Barb Polan Barb's Recovery |
Every new stroke survivor asks questions about “why,” and “how” after having a stroke, along with “when will I recover?” The most common answer to nearly every question a stroke survivor asks, is the content-free “Every patient is different, every stroke is different, and every recovery is different.”
Content-free, I say, because it’s not news that each of us is different from one another. When did we learn that? Sesame Street or kindergarten? And, obviously, any medical condition occurs differently; think about breast cancer – one of my close friends died at 42, while another, my age, is cancer-free 5 years after diagnosis.
Applied to recovery, the answer is content-free because the real answer is, “I don’t know.” And that’s the part that irks me most.
So, parts 1 and 2 are self-evident, and part 3 is a euphemism for “No one knows.” Why is the (“Every patient is different…”) answer so popular?
Certainly, the repetitive phrasing is catchy, which lends a tone of cleverness – which could be misinterpreted as wisdom.

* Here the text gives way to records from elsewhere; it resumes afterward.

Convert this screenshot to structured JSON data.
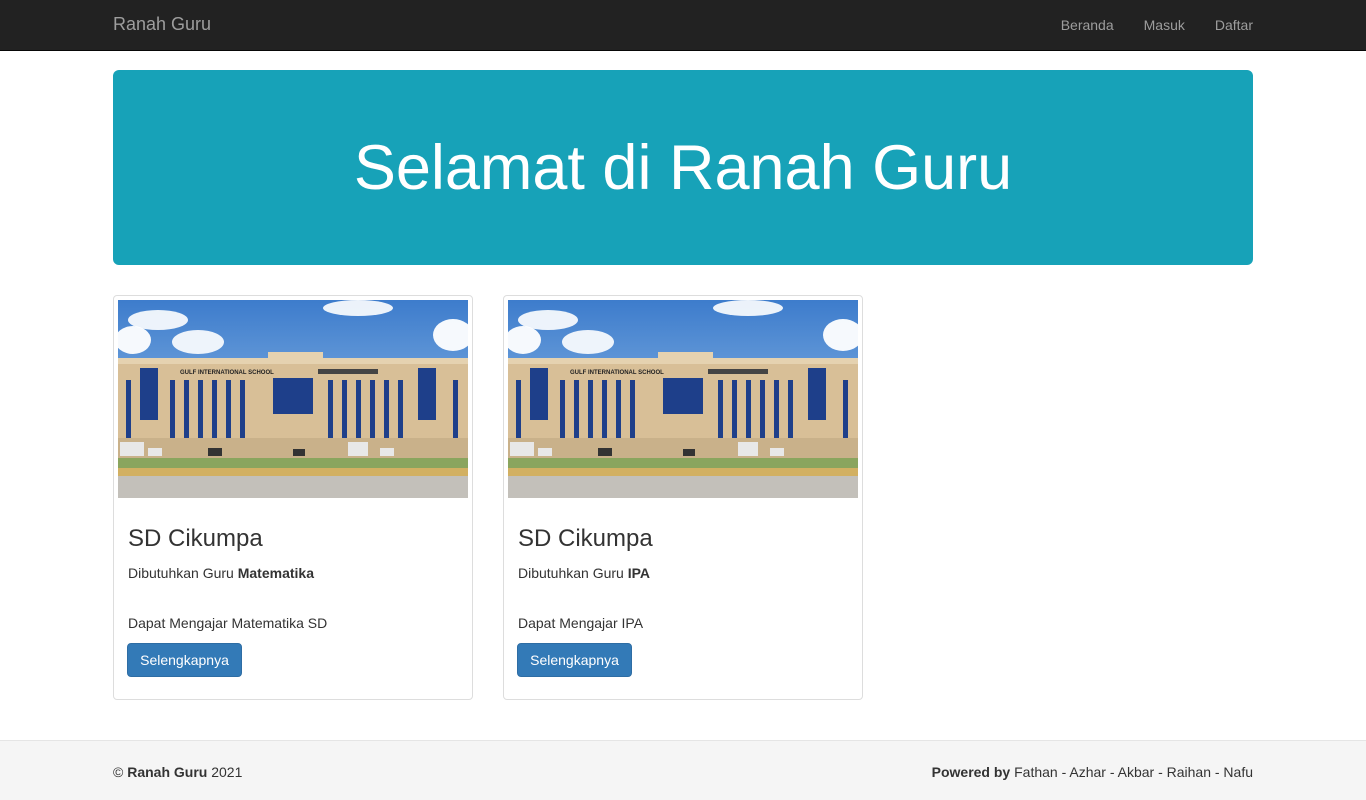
{
  "navbar": {
    "brand": "Ranah Guru",
    "links": [
      "Beranda",
      "Masuk",
      "Daftar"
    ]
  },
  "jumbotron": {
    "title": "Selamat di Ranah Guru"
  },
  "cards": [
    {
      "school": "SD Cikumpa",
      "need_prefix": "Dibutuhkan Guru",
      "subject": "Matematika",
      "description": "Dapat Mengajar Matematika SD",
      "button": "Selengkapnya",
      "image_sign_en": "GULF INTERNATIONAL SCHOOL"
    },
    {
      "school": "SD Cikumpa",
      "need_prefix": "Dibutuhkan Guru",
      "subject": "IPA",
      "description": "Dapat Mengajar IPA",
      "button": "Selengkapnya",
      "image_sign_en": "GULF INTERNATIONAL SCHOOL"
    }
  ],
  "footer": {
    "copyright_symbol": "©",
    "brand": "Ranah Guru",
    "year": "2021",
    "powered_label": "Powered by",
    "authors": "Fathan - Azhar - Akbar - Raihan - Nafu"
  },
  "colors": {
    "navbar_bg": "#222222",
    "jumbotron_bg": "#17a2b8",
    "button_bg": "#337ab7",
    "footer_bg": "#f5f5f5"
  }
}
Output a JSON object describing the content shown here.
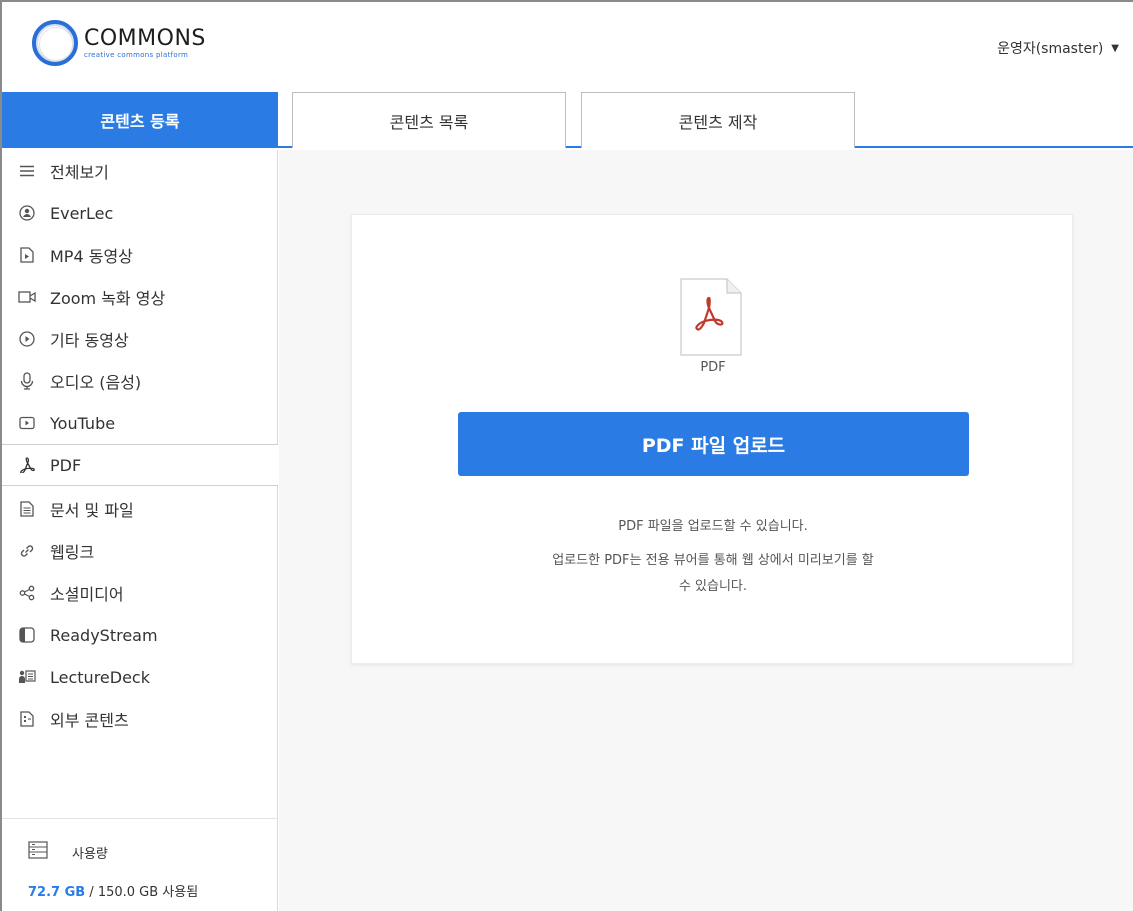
{
  "header": {
    "logo_title": "COMMONS",
    "logo_subtitle": "creative commons platform",
    "user_label": "운영자(smaster)"
  },
  "tabs": {
    "register": "콘텐츠 등록",
    "list": "콘텐츠 목록",
    "produce": "콘텐츠 제작"
  },
  "sidebar": {
    "items": [
      {
        "label": "전체보기",
        "icon": "menu-icon"
      },
      {
        "label": "EverLec",
        "icon": "everlec-icon"
      },
      {
        "label": "MP4 동영상",
        "icon": "video-file-icon"
      },
      {
        "label": "Zoom 녹화 영상",
        "icon": "camera-icon"
      },
      {
        "label": "기타 동영상",
        "icon": "play-circle-icon"
      },
      {
        "label": "오디오 (음성)",
        "icon": "microphone-icon"
      },
      {
        "label": "YouTube",
        "icon": "youtube-icon"
      },
      {
        "label": "PDF",
        "icon": "pdf-icon"
      },
      {
        "label": "문서 및 파일",
        "icon": "document-icon"
      },
      {
        "label": "웹링크",
        "icon": "link-icon"
      },
      {
        "label": "소셜미디어",
        "icon": "share-icon"
      },
      {
        "label": "ReadyStream",
        "icon": "readystream-icon"
      },
      {
        "label": "LectureDeck",
        "icon": "lecturedeck-icon"
      },
      {
        "label": "외부 콘텐츠",
        "icon": "external-content-icon"
      }
    ],
    "usage": {
      "label": "사용량",
      "used": "72.7 GB",
      "rest": " / 150.0 GB 사용됨"
    }
  },
  "main": {
    "file_caption": "PDF",
    "upload_button": "PDF 파일 업로드",
    "desc_line1": "PDF 파일을 업로드할 수 있습니다.",
    "desc_line2": "업로드한 PDF는 전용 뷰어를 통해 웹 상에서 미리보기를 할",
    "desc_line3": "수 있습니다."
  },
  "colors": {
    "accent": "#2a7be4",
    "pdf_red": "#c0392b"
  }
}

There are two participants in this meaningless conversation – one expert and one student-patient. The expert needs a canned answer to pull out when the inevitable questions are asked, and the patient wants reassurance in the form of a concrete answer, and so, nods in response to the “Different” answer.
An appropriate patient response, though, would be, “hunh?” As in “You actually didn’t just tell me anything.” Yet, not a single patient ever says that. The “Different” answer is rarely perceived as a shrug.
What a patient really wants to know is what to do to recover the body/mind/life that just disappeared. And gets a shrug.
Why a shrug? For starters, for patients with hemiparesis, there is no proven protocol that will re-enable the use of that arm and leg. There are only suggestions – conventional occupational and physical therapies that do not address the fact that the problem is neurological, not mechanical, in origin; imaging; mirror therapy; constraint-induced therapy; and therapy via electronic stimulation gadgets. Not one has been supported in published medical studies as effective at recovering function in hemiparetic limbs.
Most of conventional therapy is getting a patient on the path of getting to be the most independent possible, which means teaching patients how to perform old functions given their new limitations – one-handed life, including dressing, cooking, driving. Patients are taught how to compensate for their loss. But that is a short-term solution, not recovery. The fact is that a compensatory, not a recovered, life is the future for 90% of disabled stroke survivors. That is virtually all of us; with rare exceptions, we all remain disabled.
I certainly don’t mean to be negative – I am generally an optimist, within the constraints of honesty.
Eureka! Maybe medical personnel give patients a content-free answer because the truth would be discouraging.